1. Make the bottom: Crush the biscuits into crumbs using a food processor, or by putting the biscuits into seal-able bag and bashing them with a rolling pin. Melt the butter and stir into the crumbs, then pour into the springform. Use the back of a spoon or your hand to push it down firmly and evenly into the tin. Allow to set.

2. Add the heavy whipping cream and powdered sugar to a large mixer bowl fitted with a whisk attachment. Whip on high speed until stiff peaks form. Add the melted white chocolate, vanilla extract and the philadelphia, whisk until smooth. Spread filling into crust and smooth down the top.

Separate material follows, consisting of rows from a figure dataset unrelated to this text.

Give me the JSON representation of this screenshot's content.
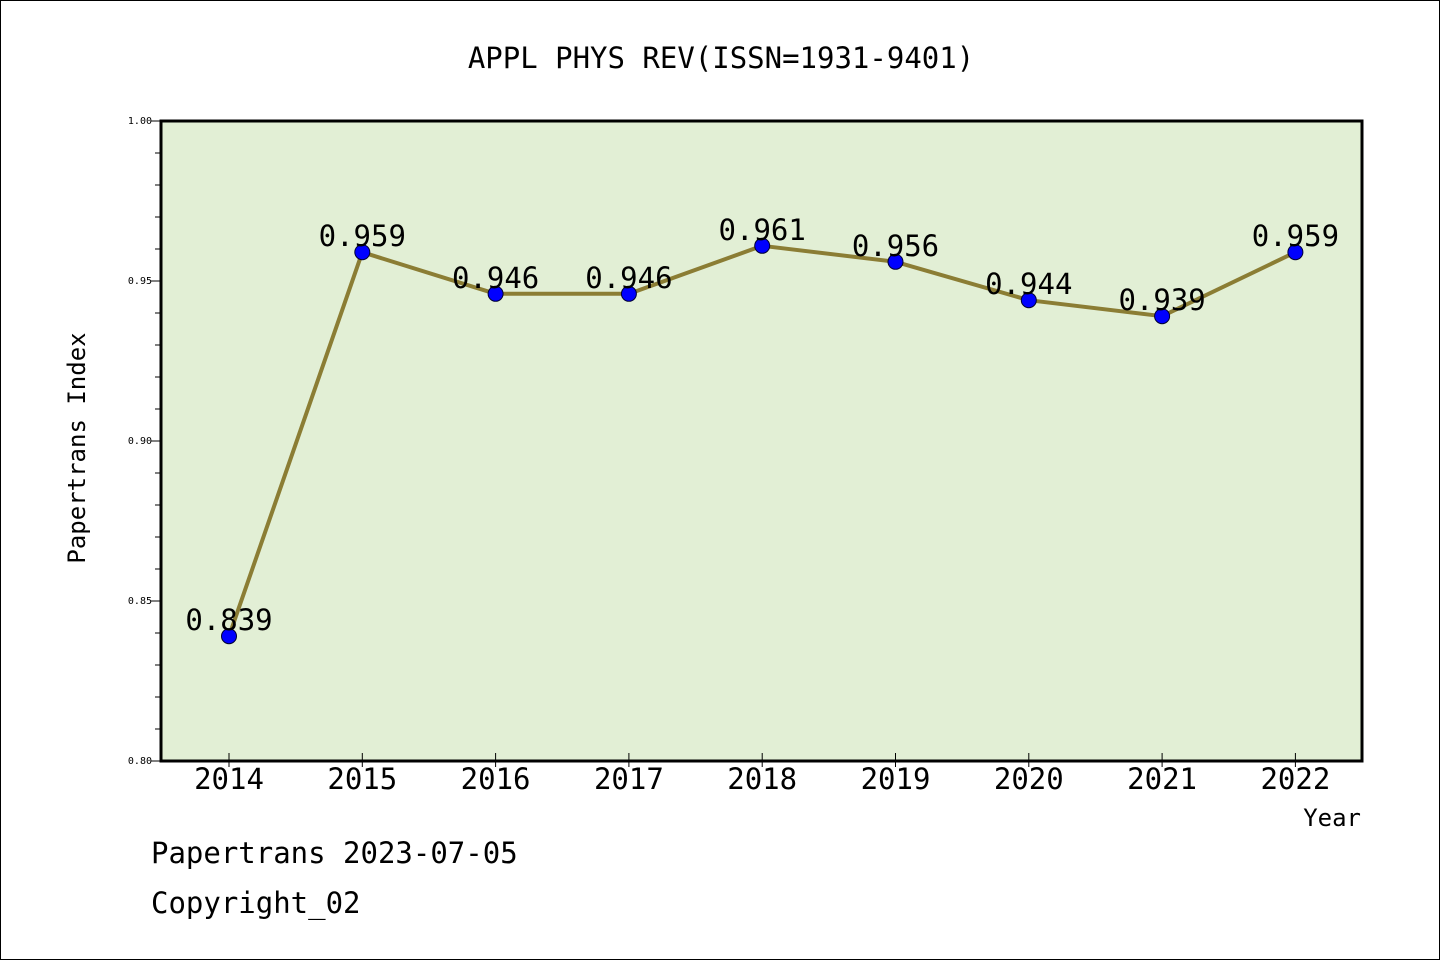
{
  "chart_data": {
    "type": "line",
    "title": "APPL PHYS REV(ISSN=1931-9401)",
    "xlabel": "Year",
    "ylabel": "Papertrans Index",
    "categories": [
      "2014",
      "2015",
      "2016",
      "2017",
      "2018",
      "2019",
      "2020",
      "2021",
      "2022"
    ],
    "series": [
      {
        "values": [
          0.839,
          0.959,
          0.946,
          0.946,
          0.961,
          0.956,
          0.944,
          0.939,
          0.959
        ],
        "data_labels": [
          "0.839",
          "0.959",
          "0.946",
          "0.946",
          "0.961",
          "0.956",
          "0.944",
          "0.939",
          "0.959"
        ]
      }
    ],
    "ylim": [
      0.8,
      1.0
    ],
    "y_ticks": [
      "0.80",
      "0.85",
      "0.90",
      "0.95",
      "1.00"
    ],
    "grid": false,
    "colors": {
      "plot_background": "#e2efd5",
      "line": "#8b7d34",
      "marker": "#0000ff"
    }
  },
  "footer": {
    "line1": "Papertrans 2023-07-05",
    "line2": "Copyright_02"
  }
}
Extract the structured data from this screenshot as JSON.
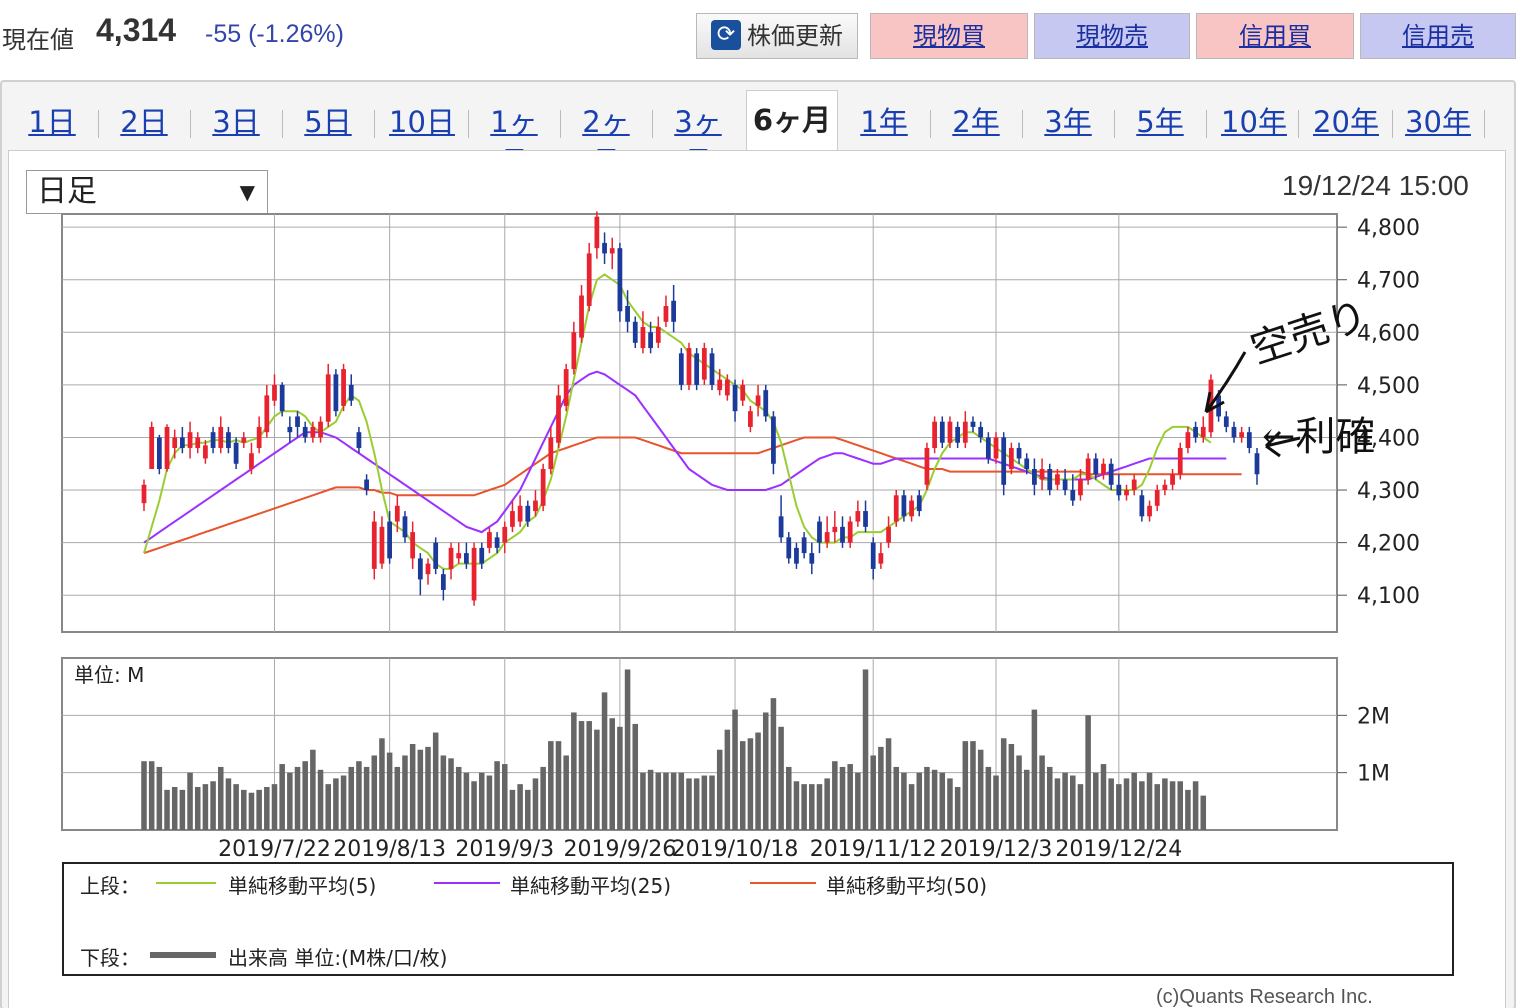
{
  "header": {
    "price_label": "現在値",
    "price_value": "4,314",
    "price_change": "-55 (-1.26%)",
    "refresh_label": "株価更新",
    "buttons": [
      "現物買",
      "現物売",
      "信用買",
      "信用売"
    ]
  },
  "tabs": [
    {
      "label": "1日"
    },
    {
      "label": "2日"
    },
    {
      "label": "3日"
    },
    {
      "label": "5日"
    },
    {
      "label": "10日"
    },
    {
      "label": "1ヶ月"
    },
    {
      "label": "2ヶ月"
    },
    {
      "label": "3ヶ月"
    },
    {
      "label": "6ヶ月",
      "active": true
    },
    {
      "label": "1年"
    },
    {
      "label": "2年"
    },
    {
      "label": "3年"
    },
    {
      "label": "5年"
    },
    {
      "label": "10年"
    },
    {
      "label": "20年"
    },
    {
      "label": "30年"
    }
  ],
  "controls": {
    "period_select": "日足",
    "datetime": "19/12/24 15:00"
  },
  "legend": {
    "upper_label": "上段：",
    "ma5_label": "単純移動平均(5)",
    "ma25_label": "単純移動平均(25)",
    "ma50_label": "単純移動平均(50)",
    "lower_label": "下段：",
    "volume_label": "出来高 単位:(M株/口/枚)"
  },
  "copyright": "(c)Quants Research Inc.",
  "annotations": {
    "karauri": "空売り",
    "seiri": "←利確"
  },
  "colors": {
    "up": "#e8232f",
    "down": "#1b3a9a",
    "ma5": "#9acd32",
    "ma25": "#9b30ff",
    "ma50": "#e8542c",
    "volume": "#666666"
  },
  "chart_data": {
    "type": "candlestick",
    "price_axis": {
      "ticks": [
        "4,800",
        "4,700",
        "4,600",
        "4,500",
        "4,400",
        "4,300",
        "4,200",
        "4,100"
      ],
      "ylim": [
        4030,
        4825
      ]
    },
    "volume_axis": {
      "unit_label": "単位: M",
      "ticks": [
        "2M",
        "1M"
      ],
      "ylim": [
        0,
        3.0
      ]
    },
    "x_labels": [
      "2019/7/22",
      "2019/8/13",
      "2019/9/3",
      "2019/9/26",
      "2019/10/18",
      "2019/11/12",
      "2019/12/3",
      "2019/12/24"
    ],
    "x_label_index": [
      17,
      32,
      47,
      62,
      77,
      95,
      111,
      127
    ],
    "candles": [
      [
        4275,
        4310,
        4260,
        4320
      ],
      [
        4340,
        4420,
        4340,
        4430
      ],
      [
        4400,
        4340,
        4330,
        4405
      ],
      [
        4340,
        4420,
        4335,
        4425
      ],
      [
        4380,
        4400,
        4360,
        4415
      ],
      [
        4400,
        4380,
        4370,
        4420
      ],
      [
        4380,
        4410,
        4360,
        4430
      ],
      [
        4380,
        4400,
        4370,
        4410
      ],
      [
        4360,
        4385,
        4350,
        4395
      ],
      [
        4410,
        4380,
        4370,
        4420
      ],
      [
        4380,
        4420,
        4370,
        4440
      ],
      [
        4410,
        4380,
        4370,
        4420
      ],
      [
        4390,
        4350,
        4340,
        4400
      ],
      [
        4390,
        4400,
        4380,
        4410
      ],
      [
        4340,
        4370,
        4330,
        4390
      ],
      [
        4380,
        4420,
        4370,
        4440
      ],
      [
        4410,
        4480,
        4400,
        4500
      ],
      [
        4470,
        4500,
        4460,
        4520
      ],
      [
        4500,
        4450,
        4440,
        4505
      ],
      [
        4420,
        4410,
        4390,
        4440
      ],
      [
        4440,
        4420,
        4400,
        4450
      ],
      [
        4420,
        4400,
        4390,
        4430
      ],
      [
        4400,
        4420,
        4390,
        4430
      ],
      [
        4400,
        4430,
        4390,
        4440
      ],
      [
        4430,
        4520,
        4420,
        4540
      ],
      [
        4520,
        4450,
        4440,
        4530
      ],
      [
        4460,
        4530,
        4450,
        4540
      ],
      [
        4500,
        4470,
        4460,
        4520
      ],
      [
        4410,
        4380,
        4370,
        4420
      ],
      [
        4320,
        4300,
        4290,
        4330
      ],
      [
        4150,
        4240,
        4130,
        4260
      ],
      [
        4160,
        4230,
        4150,
        4250
      ],
      [
        4240,
        4170,
        4160,
        4260
      ],
      [
        4240,
        4270,
        4220,
        4290
      ],
      [
        4250,
        4210,
        4200,
        4260
      ],
      [
        4170,
        4220,
        4150,
        4240
      ],
      [
        4170,
        4130,
        4100,
        4180
      ],
      [
        4140,
        4160,
        4120,
        4170
      ],
      [
        4200,
        4150,
        4140,
        4210
      ],
      [
        4140,
        4110,
        4090,
        4150
      ],
      [
        4150,
        4190,
        4130,
        4200
      ],
      [
        4170,
        4180,
        4160,
        4200
      ],
      [
        4180,
        4160,
        4150,
        4200
      ],
      [
        4090,
        4190,
        4080,
        4200
      ],
      [
        4190,
        4160,
        4150,
        4200
      ],
      [
        4190,
        4220,
        4180,
        4230
      ],
      [
        4210,
        4190,
        4180,
        4220
      ],
      [
        4200,
        4230,
        4180,
        4240
      ],
      [
        4230,
        4260,
        4220,
        4280
      ],
      [
        4240,
        4270,
        4230,
        4290
      ],
      [
        4270,
        4240,
        4230,
        4280
      ],
      [
        4260,
        4280,
        4250,
        4300
      ],
      [
        4270,
        4340,
        4260,
        4350
      ],
      [
        4340,
        4400,
        4330,
        4420
      ],
      [
        4390,
        4480,
        4380,
        4500
      ],
      [
        4460,
        4530,
        4450,
        4540
      ],
      [
        4530,
        4600,
        4520,
        4620
      ],
      [
        4590,
        4670,
        4580,
        4690
      ],
      [
        4650,
        4750,
        4640,
        4770
      ],
      [
        4760,
        4820,
        4740,
        4830
      ],
      [
        4770,
        4750,
        4730,
        4790
      ],
      [
        4750,
        4760,
        4720,
        4780
      ],
      [
        4760,
        4640,
        4620,
        4770
      ],
      [
        4650,
        4620,
        4600,
        4680
      ],
      [
        4620,
        4580,
        4570,
        4630
      ],
      [
        4570,
        4610,
        4560,
        4640
      ],
      [
        4600,
        4570,
        4560,
        4620
      ],
      [
        4580,
        4610,
        4570,
        4630
      ],
      [
        4620,
        4650,
        4610,
        4670
      ],
      [
        4660,
        4620,
        4600,
        4690
      ],
      [
        4560,
        4500,
        4490,
        4570
      ],
      [
        4500,
        4570,
        4490,
        4580
      ],
      [
        4560,
        4500,
        4490,
        4570
      ],
      [
        4510,
        4570,
        4500,
        4580
      ],
      [
        4560,
        4500,
        4490,
        4570
      ],
      [
        4490,
        4510,
        4480,
        4530
      ],
      [
        4480,
        4510,
        4470,
        4520
      ],
      [
        4500,
        4450,
        4430,
        4510
      ],
      [
        4470,
        4500,
        4460,
        4510
      ],
      [
        4420,
        4450,
        4410,
        4460
      ],
      [
        4460,
        4480,
        4440,
        4500
      ],
      [
        4490,
        4440,
        4430,
        4500
      ],
      [
        4440,
        4350,
        4330,
        4450
      ],
      [
        4250,
        4210,
        4200,
        4290
      ],
      [
        4210,
        4170,
        4160,
        4220
      ],
      [
        4190,
        4160,
        4150,
        4200
      ],
      [
        4210,
        4180,
        4170,
        4220
      ],
      [
        4180,
        4160,
        4140,
        4200
      ],
      [
        4240,
        4200,
        4180,
        4250
      ],
      [
        4200,
        4220,
        4190,
        4250
      ],
      [
        4220,
        4230,
        4200,
        4260
      ],
      [
        4230,
        4200,
        4190,
        4250
      ],
      [
        4200,
        4240,
        4190,
        4250
      ],
      [
        4240,
        4260,
        4230,
        4280
      ],
      [
        4260,
        4230,
        4220,
        4280
      ],
      [
        4200,
        4150,
        4130,
        4210
      ],
      [
        4160,
        4180,
        4150,
        4200
      ],
      [
        4200,
        4230,
        4190,
        4250
      ],
      [
        4240,
        4290,
        4230,
        4300
      ],
      [
        4290,
        4250,
        4240,
        4300
      ],
      [
        4250,
        4280,
        4240,
        4290
      ],
      [
        4290,
        4260,
        4250,
        4300
      ],
      [
        4310,
        4380,
        4300,
        4390
      ],
      [
        4380,
        4430,
        4370,
        4440
      ],
      [
        4430,
        4390,
        4380,
        4440
      ],
      [
        4390,
        4430,
        4380,
        4440
      ],
      [
        4420,
        4390,
        4380,
        4430
      ],
      [
        4390,
        4430,
        4380,
        4450
      ],
      [
        4430,
        4420,
        4410,
        4440
      ],
      [
        4420,
        4400,
        4390,
        4430
      ],
      [
        4400,
        4360,
        4350,
        4410
      ],
      [
        4360,
        4400,
        4350,
        4410
      ],
      [
        4400,
        4310,
        4290,
        4410
      ],
      [
        4340,
        4380,
        4330,
        4390
      ],
      [
        4380,
        4360,
        4350,
        4390
      ],
      [
        4360,
        4340,
        4330,
        4370
      ],
      [
        4340,
        4310,
        4290,
        4360
      ],
      [
        4320,
        4340,
        4300,
        4360
      ],
      [
        4340,
        4300,
        4290,
        4350
      ],
      [
        4310,
        4330,
        4300,
        4340
      ],
      [
        4320,
        4300,
        4290,
        4340
      ],
      [
        4300,
        4280,
        4270,
        4330
      ],
      [
        4290,
        4320,
        4280,
        4340
      ],
      [
        4320,
        4360,
        4310,
        4370
      ],
      [
        4360,
        4330,
        4320,
        4370
      ],
      [
        4330,
        4350,
        4320,
        4360
      ],
      [
        4350,
        4310,
        4300,
        4360
      ],
      [
        4310,
        4290,
        4280,
        4330
      ],
      [
        4290,
        4300,
        4280,
        4310
      ],
      [
        4300,
        4320,
        4290,
        4330
      ],
      [
        4290,
        4250,
        4240,
        4300
      ],
      [
        4250,
        4270,
        4240,
        4280
      ],
      [
        4270,
        4300,
        4260,
        4310
      ],
      [
        4300,
        4310,
        4290,
        4320
      ],
      [
        4310,
        4330,
        4300,
        4340
      ],
      [
        4330,
        4380,
        4320,
        4390
      ],
      [
        4380,
        4410,
        4370,
        4420
      ],
      [
        4420,
        4400,
        4390,
        4430
      ],
      [
        4400,
        4420,
        4390,
        4440
      ],
      [
        4410,
        4510,
        4400,
        4520
      ],
      [
        4480,
        4440,
        4430,
        4490
      ],
      [
        4440,
        4420,
        4410,
        4450
      ],
      [
        4420,
        4400,
        4390,
        4430
      ],
      [
        4400,
        4410,
        4390,
        4420
      ],
      [
        4410,
        4380,
        4370,
        4420
      ],
      [
        4370,
        4330,
        4310,
        4380
      ]
    ],
    "ma5": [
      4180,
      4230,
      4280,
      4340,
      4370,
      4385,
      4385,
      4390,
      4390,
      4395,
      4395,
      4390,
      4395,
      4390,
      4395,
      4400,
      4420,
      4440,
      4450,
      4450,
      4450,
      4440,
      4420,
      4410,
      4420,
      4430,
      4460,
      4480,
      4470,
      4430,
      4370,
      4300,
      4240,
      4230,
      4220,
      4200,
      4190,
      4180,
      4160,
      4150,
      4150,
      4160,
      4160,
      4160,
      4160,
      4170,
      4180,
      4200,
      4210,
      4220,
      4240,
      4250,
      4280,
      4320,
      4380,
      4440,
      4510,
      4580,
      4650,
      4700,
      4710,
      4700,
      4690,
      4660,
      4640,
      4620,
      4610,
      4610,
      4600,
      4590,
      4580,
      4560,
      4550,
      4540,
      4530,
      4520,
      4510,
      4500,
      4490,
      4470,
      4460,
      4450,
      4430,
      4390,
      4330,
      4270,
      4230,
      4210,
      4200,
      4200,
      4200,
      4210,
      4210,
      4220,
      4220,
      4220,
      4220,
      4230,
      4240,
      4250,
      4260,
      4270,
      4300,
      4340,
      4370,
      4390,
      4400,
      4410,
      4410,
      4400,
      4390,
      4380,
      4370,
      4360,
      4350,
      4340,
      4330,
      4320,
      4320,
      4320,
      4320,
      4320,
      4330,
      4330,
      4320,
      4310,
      4300,
      4300,
      4300,
      4300,
      4310,
      4340,
      4380,
      4410,
      4420,
      4420,
      4420,
      4410,
      4400,
      4390
    ],
    "ma25": [
      4200,
      4210,
      4220,
      4230,
      4240,
      4250,
      4260,
      4270,
      4280,
      4290,
      4300,
      4310,
      4320,
      4330,
      4340,
      4350,
      4360,
      4370,
      4380,
      4390,
      4400,
      4410,
      4410,
      4410,
      4405,
      4400,
      4390,
      4380,
      4370,
      4360,
      4350,
      4340,
      4330,
      4320,
      4310,
      4300,
      4290,
      4280,
      4270,
      4260,
      4250,
      4240,
      4230,
      4225,
      4220,
      4230,
      4240,
      4260,
      4280,
      4300,
      4330,
      4360,
      4390,
      4420,
      4450,
      4480,
      4500,
      4510,
      4520,
      4525,
      4520,
      4510,
      4500,
      4490,
      4480,
      4460,
      4440,
      4420,
      4400,
      4380,
      4360,
      4340,
      4330,
      4320,
      4310,
      4305,
      4300,
      4300,
      4300,
      4300,
      4300,
      4300,
      4305,
      4310,
      4320,
      4330,
      4340,
      4350,
      4360,
      4365,
      4370,
      4370,
      4365,
      4360,
      4355,
      4350,
      4350,
      4355,
      4360,
      4360,
      4360,
      4360,
      4360,
      4360,
      4360,
      4360,
      4360,
      4360,
      4360,
      4360,
      4360,
      4355,
      4350,
      4345,
      4340,
      4335,
      4330,
      4325,
      4320,
      4320,
      4320,
      4320,
      4320,
      4320,
      4325,
      4330,
      4335,
      4340,
      4345,
      4350,
      4355,
      4360,
      4360,
      4360,
      4360,
      4360,
      4360,
      4360,
      4360,
      4360,
      4360,
      4360
    ],
    "ma50": [
      4180,
      4185,
      4190,
      4195,
      4200,
      4205,
      4210,
      4215,
      4220,
      4225,
      4230,
      4235,
      4240,
      4245,
      4250,
      4255,
      4260,
      4265,
      4270,
      4275,
      4280,
      4285,
      4290,
      4295,
      4300,
      4305,
      4305,
      4305,
      4305,
      4300,
      4300,
      4295,
      4295,
      4290,
      4290,
      4290,
      4290,
      4290,
      4290,
      4290,
      4290,
      4290,
      4290,
      4290,
      4295,
      4300,
      4305,
      4310,
      4320,
      4330,
      4340,
      4350,
      4360,
      4370,
      4375,
      4380,
      4385,
      4390,
      4395,
      4400,
      4400,
      4400,
      4400,
      4400,
      4400,
      4395,
      4390,
      4385,
      4380,
      4375,
      4370,
      4370,
      4370,
      4370,
      4370,
      4370,
      4370,
      4370,
      4370,
      4370,
      4370,
      4375,
      4380,
      4385,
      4390,
      4395,
      4400,
      4400,
      4400,
      4400,
      4400,
      4395,
      4390,
      4385,
      4380,
      4375,
      4370,
      4365,
      4360,
      4355,
      4350,
      4345,
      4340,
      4340,
      4340,
      4335,
      4335,
      4335,
      4335,
      4335,
      4335,
      4335,
      4335,
      4335,
      4335,
      4335,
      4335,
      4335,
      4335,
      4335,
      4335,
      4335,
      4335,
      4330,
      4330,
      4330,
      4330,
      4330,
      4330,
      4330,
      4330,
      4330,
      4330,
      4330,
      4330,
      4330,
      4330,
      4330,
      4330,
      4330,
      4330,
      4330,
      4330,
      4330
    ],
    "volume": [
      1.2,
      1.2,
      1.1,
      0.7,
      0.75,
      0.7,
      1.0,
      0.75,
      0.8,
      0.85,
      1.1,
      0.9,
      0.8,
      0.7,
      0.65,
      0.7,
      0.75,
      0.8,
      1.15,
      1.0,
      1.1,
      1.2,
      1.4,
      1.05,
      0.8,
      0.9,
      0.95,
      1.1,
      1.2,
      1.1,
      1.3,
      1.6,
      1.35,
      1.1,
      1.3,
      1.5,
      1.4,
      1.45,
      1.7,
      1.3,
      1.25,
      1.1,
      1.0,
      0.85,
      1.0,
      0.95,
      1.2,
      1.15,
      0.7,
      0.8,
      0.7,
      0.9,
      1.1,
      1.55,
      1.55,
      1.3,
      2.05,
      1.9,
      1.9,
      1.75,
      2.4,
      1.95,
      1.8,
      2.8,
      1.85,
      1.0,
      1.05,
      1.0,
      1.0,
      1.0,
      1.0,
      0.9,
      0.9,
      0.95,
      0.95,
      1.4,
      1.75,
      2.1,
      1.55,
      1.6,
      1.7,
      2.05,
      2.3,
      1.8,
      1.1,
      0.85,
      0.8,
      0.8,
      0.8,
      0.9,
      1.2,
      1.1,
      1.15,
      1.0,
      2.8,
      1.3,
      1.45,
      1.6,
      1.1,
      1.0,
      0.8,
      1.0,
      1.1,
      1.05,
      1.0,
      0.9,
      0.75,
      1.55,
      1.55,
      1.4,
      1.1,
      0.95,
      1.6,
      1.5,
      1.3,
      1.05,
      2.1,
      1.3,
      1.1,
      0.9,
      1.0,
      0.95,
      0.8,
      2.0,
      1.0,
      1.15,
      0.9,
      0.8,
      0.9,
      1.0,
      0.85,
      1.0,
      0.8,
      0.9,
      0.85,
      0.85,
      0.7,
      0.85,
      0.6
    ]
  }
}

3. Transfer to the refrigerator and allow to set for at least 4 hours or overnight. 

4. Remove from the refrigerator and use a knife to loosen the chilled cheesecake from the rim of the springform pan, then remove the rim. 

5. Spread top of the cheesecake with the lemon curd then refrigerate for at least 2 hours to set. Using a clean sharp knife, cut into slices for serving. Cover and store leftover cheesecake in the refrigerator for up to 5 days.